Washington, DC (July 13, 2021) – The jury trial has begun in U.S. Securities and Exchange Commission v. Spartan Securities Group, LTD., et al. in the District Court for the Middle District of Florida before Judge Virginia Hernandez Covington. The New Civil Liberties Alliance, a nonpartisan, nonprofit civil liberties group, will argue that SEC is rewriting the rules and seeking to unlawfully enforce agency guidance against NCLA clients Spartan Securities Group, LTD., Island Capital Management LLC, Carl E. Dilley, Micah J. Eldred, and David D. Lopez.
From 2005 through 2015, Spartan applied to publish quotations of securities as a market maker for approximately 1500 issuers. To apply to publish quotations, Spartan was required to file a Form 211 application with the Financial Industry Regulatory Authority (FINRA) to demonstrate compliance with both FINRA and SEC rules. Spartan, a market maker, and Island, a transfer agent, participated in the Form 211 application process to publicly list 19 issuers’ common stock to be traded and available to investors. SEC eventually discovered that these 19 issuers were involved in fraud, and the agency now faults Spartan and Island for failing to discover the misconduct that SEC itself long failed to uncover.

Defendants will attest that they neither knew nor suspected that any of the information provided by the issuers or their intermediaries related to the 19 issuers was materially inaccurate or misleading. SEC’s underlying suggestion that Spartan should have refused to do business with these companies or been concerned over the possibility of planned reverse mergers contradicts the Commission’s longstanding recognition that such companies and transactions are legitimate.

SEC’s theory of liability rests on an expansion of the applicable rules via guidance. It proposes to hold transfer agents strictly liable for merely recording others’ sales of securities, even when the transfer agent played no role in arranging the sale and would face liability for refusing the transfer.
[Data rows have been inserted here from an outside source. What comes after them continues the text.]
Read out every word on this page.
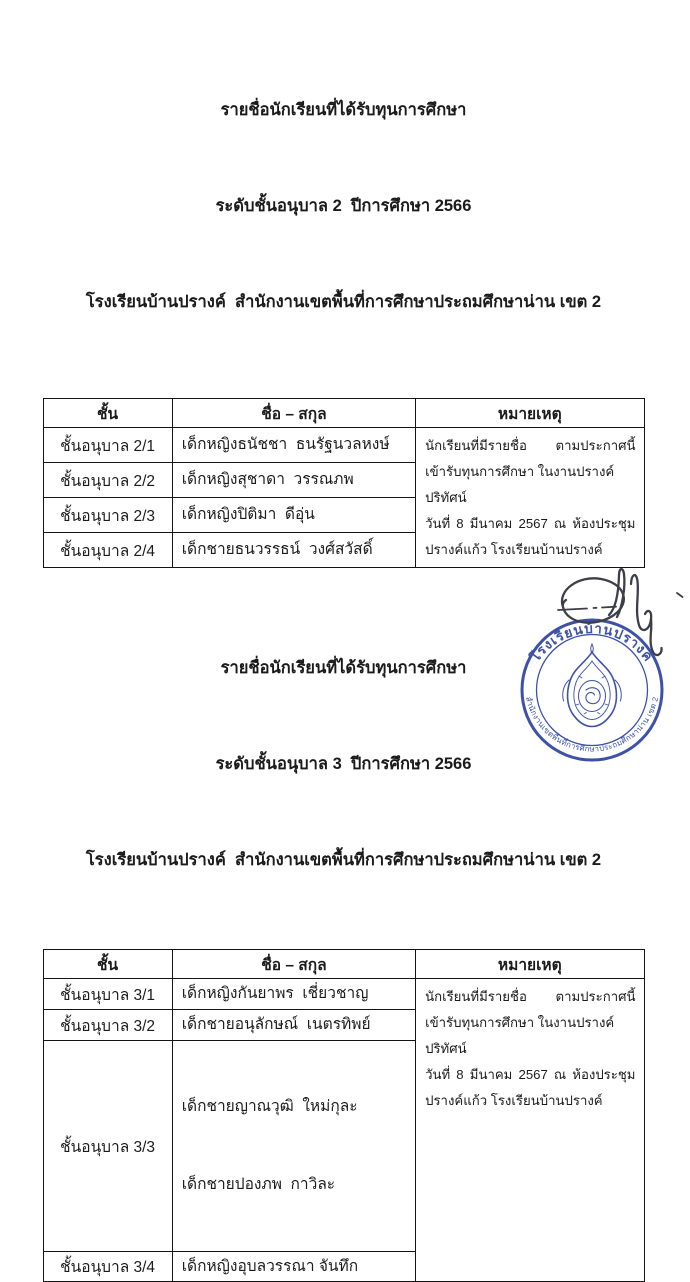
รายชื่อนักเรียนที่ได้รับทุนการศึกษา

ระดับชั้นอนุบาล 2  ปีการศึกษา 2566

โรงเรียนบ้านปรางค์  สำนักงานเขตพื้นที่การศึกษาประถมศึกษาน่าน เขต 2

ชั้น	ชื่อ – สกุล	หมายเหตุ
ชั้นอนุบาล 2/1	เด็กหญิงธนัชชา  ธนรัฐนวลหงษ์	นักเรียนที่มีรายชื่อ ตามประกาศนี้
เข้ารับทุนการศึกษา ในงานปรางค์ปริทัศน์
วันที่ 8 มีนาคม 2567 ณ ห้องประชุม
ปรางค์แก้ว โรงเรียนบ้านปรางค์

ชั้นอนุบาล 2/2	เด็กหญิงสุชาดา  วรรณภพ	
ชั้นอนุบาล 2/3	เด็กหญิงปิติมา  ดีอุ่น	
ชั้นอนุบาล 2/4	เด็กชายธนวรรธน์  วงศ์สวัสดิ์	

รายชื่อนักเรียนที่ได้รับทุนการศึกษา

ระดับชั้นอนุบาล 3  ปีการศึกษา 2566

โรงเรียนบ้านปรางค์  สำนักงานเขตพื้นที่การศึกษาประถมศึกษาน่าน เขต 2

ชั้น	ชื่อ – สกุล	หมายเหตุ
ชั้นอนุบาล 3/1	เด็กหญิงกันยาพร  เชี่ยวชาญ	นักเรียนที่มีรายชื่อ ตามประกาศนี้
เข้ารับทุนการศึกษา ในงานปรางค์ปริทัศน์
วันที่ 8 มีนาคม 2567 ณ ห้องประชุม
ปรางค์แก้ว โรงเรียนบ้านปรางค์

ชั้นอนุบาล 3/2	เด็กชายอนุลักษณ์  เนตรทิพย์	
ชั้นอนุบาล 3/3	เด็กชายญาณวุฒิ  ใหม่กุละ

เด็กชายปองภพ  กาวิละ	

ชั้นอนุบาล 3/4	เด็กหญิงอุบลวรรณา จันทึก	
โรงเรียนบ้านปรางค์
สำนักงานเขตพื้นที่การศึกษาประถมศึกษาน่าน เขต 2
This action by the SEC would effectively prohibit every transfer agent’s normal practice. SEC also seeks to hold market makers who help small to mid-sized public companies access investor capital to a heightened role as an industry “gatekeeper” that is fully responsible for any representations made by issuers, even though SEC rules impose no such obligations.
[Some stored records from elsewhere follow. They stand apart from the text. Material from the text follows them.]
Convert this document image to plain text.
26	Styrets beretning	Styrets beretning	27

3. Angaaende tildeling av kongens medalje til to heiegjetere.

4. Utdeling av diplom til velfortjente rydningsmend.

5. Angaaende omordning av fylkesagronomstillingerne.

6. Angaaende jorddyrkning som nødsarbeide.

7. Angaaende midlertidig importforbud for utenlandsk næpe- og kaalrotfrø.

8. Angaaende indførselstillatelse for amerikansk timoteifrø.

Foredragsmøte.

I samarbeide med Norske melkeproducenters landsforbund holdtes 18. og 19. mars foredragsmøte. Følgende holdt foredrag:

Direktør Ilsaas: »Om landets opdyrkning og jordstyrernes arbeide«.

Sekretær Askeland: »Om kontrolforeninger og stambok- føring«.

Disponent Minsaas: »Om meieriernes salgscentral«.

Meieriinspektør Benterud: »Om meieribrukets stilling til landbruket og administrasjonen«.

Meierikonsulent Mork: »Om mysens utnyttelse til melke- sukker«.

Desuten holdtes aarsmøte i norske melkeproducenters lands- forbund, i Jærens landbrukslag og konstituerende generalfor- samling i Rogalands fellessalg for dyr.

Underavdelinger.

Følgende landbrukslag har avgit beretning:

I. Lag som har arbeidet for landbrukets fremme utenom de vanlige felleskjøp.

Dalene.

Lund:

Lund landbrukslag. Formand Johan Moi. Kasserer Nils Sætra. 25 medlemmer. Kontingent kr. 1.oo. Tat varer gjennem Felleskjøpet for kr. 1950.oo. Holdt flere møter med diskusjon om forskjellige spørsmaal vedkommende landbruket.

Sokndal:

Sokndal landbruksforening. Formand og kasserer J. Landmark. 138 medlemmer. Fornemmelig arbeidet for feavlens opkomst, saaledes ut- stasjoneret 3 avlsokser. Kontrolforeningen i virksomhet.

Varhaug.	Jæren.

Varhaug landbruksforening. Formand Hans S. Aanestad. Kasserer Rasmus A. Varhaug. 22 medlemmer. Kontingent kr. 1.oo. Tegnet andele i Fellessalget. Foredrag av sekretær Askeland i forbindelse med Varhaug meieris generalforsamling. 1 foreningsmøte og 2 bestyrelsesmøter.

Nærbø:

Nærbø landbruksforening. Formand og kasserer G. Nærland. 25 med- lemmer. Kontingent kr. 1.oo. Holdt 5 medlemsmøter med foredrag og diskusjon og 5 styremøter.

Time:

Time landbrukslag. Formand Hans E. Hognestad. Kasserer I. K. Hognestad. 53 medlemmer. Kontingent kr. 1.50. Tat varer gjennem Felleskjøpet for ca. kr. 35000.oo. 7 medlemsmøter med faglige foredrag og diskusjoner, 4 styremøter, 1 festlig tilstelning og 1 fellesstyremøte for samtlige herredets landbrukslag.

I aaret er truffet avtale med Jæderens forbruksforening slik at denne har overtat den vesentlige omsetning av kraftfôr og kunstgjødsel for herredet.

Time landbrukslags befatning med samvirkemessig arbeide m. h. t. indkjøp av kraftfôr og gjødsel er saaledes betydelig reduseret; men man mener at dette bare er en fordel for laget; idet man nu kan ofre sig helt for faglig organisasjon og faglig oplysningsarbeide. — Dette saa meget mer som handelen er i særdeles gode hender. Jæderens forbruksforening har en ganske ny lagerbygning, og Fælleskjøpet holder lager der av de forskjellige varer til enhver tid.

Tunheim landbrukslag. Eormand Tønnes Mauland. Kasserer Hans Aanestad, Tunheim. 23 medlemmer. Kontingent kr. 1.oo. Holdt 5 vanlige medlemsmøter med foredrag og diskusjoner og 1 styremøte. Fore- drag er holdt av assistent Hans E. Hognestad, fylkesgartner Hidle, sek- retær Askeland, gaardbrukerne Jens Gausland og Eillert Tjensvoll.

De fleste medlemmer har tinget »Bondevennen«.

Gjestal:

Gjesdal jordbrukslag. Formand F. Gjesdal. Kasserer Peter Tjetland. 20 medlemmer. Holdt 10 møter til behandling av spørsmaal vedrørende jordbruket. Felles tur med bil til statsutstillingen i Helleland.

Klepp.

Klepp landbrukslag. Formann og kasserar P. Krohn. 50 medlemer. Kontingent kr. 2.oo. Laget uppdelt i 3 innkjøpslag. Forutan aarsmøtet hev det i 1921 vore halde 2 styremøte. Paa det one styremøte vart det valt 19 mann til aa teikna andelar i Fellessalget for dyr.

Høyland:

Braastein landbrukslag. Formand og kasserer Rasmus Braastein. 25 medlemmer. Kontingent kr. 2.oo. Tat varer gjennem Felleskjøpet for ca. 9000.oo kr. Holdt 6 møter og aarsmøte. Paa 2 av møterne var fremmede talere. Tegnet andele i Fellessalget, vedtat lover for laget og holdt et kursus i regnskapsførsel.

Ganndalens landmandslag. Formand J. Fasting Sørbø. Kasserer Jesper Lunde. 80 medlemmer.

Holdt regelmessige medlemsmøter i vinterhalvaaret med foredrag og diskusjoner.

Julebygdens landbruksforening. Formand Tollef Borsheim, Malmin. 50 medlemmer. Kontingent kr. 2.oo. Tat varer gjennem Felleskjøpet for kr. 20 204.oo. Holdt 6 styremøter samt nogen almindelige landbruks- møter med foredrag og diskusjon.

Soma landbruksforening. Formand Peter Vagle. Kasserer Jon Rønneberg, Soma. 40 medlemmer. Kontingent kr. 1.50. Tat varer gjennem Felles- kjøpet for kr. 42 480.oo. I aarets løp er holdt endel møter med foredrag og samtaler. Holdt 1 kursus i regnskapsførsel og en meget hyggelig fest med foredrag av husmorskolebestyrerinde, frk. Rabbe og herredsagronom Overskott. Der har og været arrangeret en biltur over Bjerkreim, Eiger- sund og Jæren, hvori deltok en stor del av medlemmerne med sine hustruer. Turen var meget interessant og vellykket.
In this case, SEC cannot prove a violation of their rules because market makers, like Spartan, need only establish a “reasonable basis” for their decision to publish quotations in an over-the-counter market. The Defendants amply complied with their obligations, gathering all required information, and supporting it with reams of documents above and beyond the lawful requirements. Island, as a transfer agent, followed standard industry practice and timely recorded transfers when it was required to do so by SEC regulations.

NCLA released the following statement:
“Rather than lobby the Commission to change the rules governing the market for small to mid-sized issuers of stock, the Division of Enforcement is trying to rule through this bruising and meritless lawsuit. NCLA’s clients followed all of the rules, even the unwritten ones. But that’s not good enough for an agency that looks at an entire section of the economy with distrust. The jury will see through this effort and exonerate our clients.”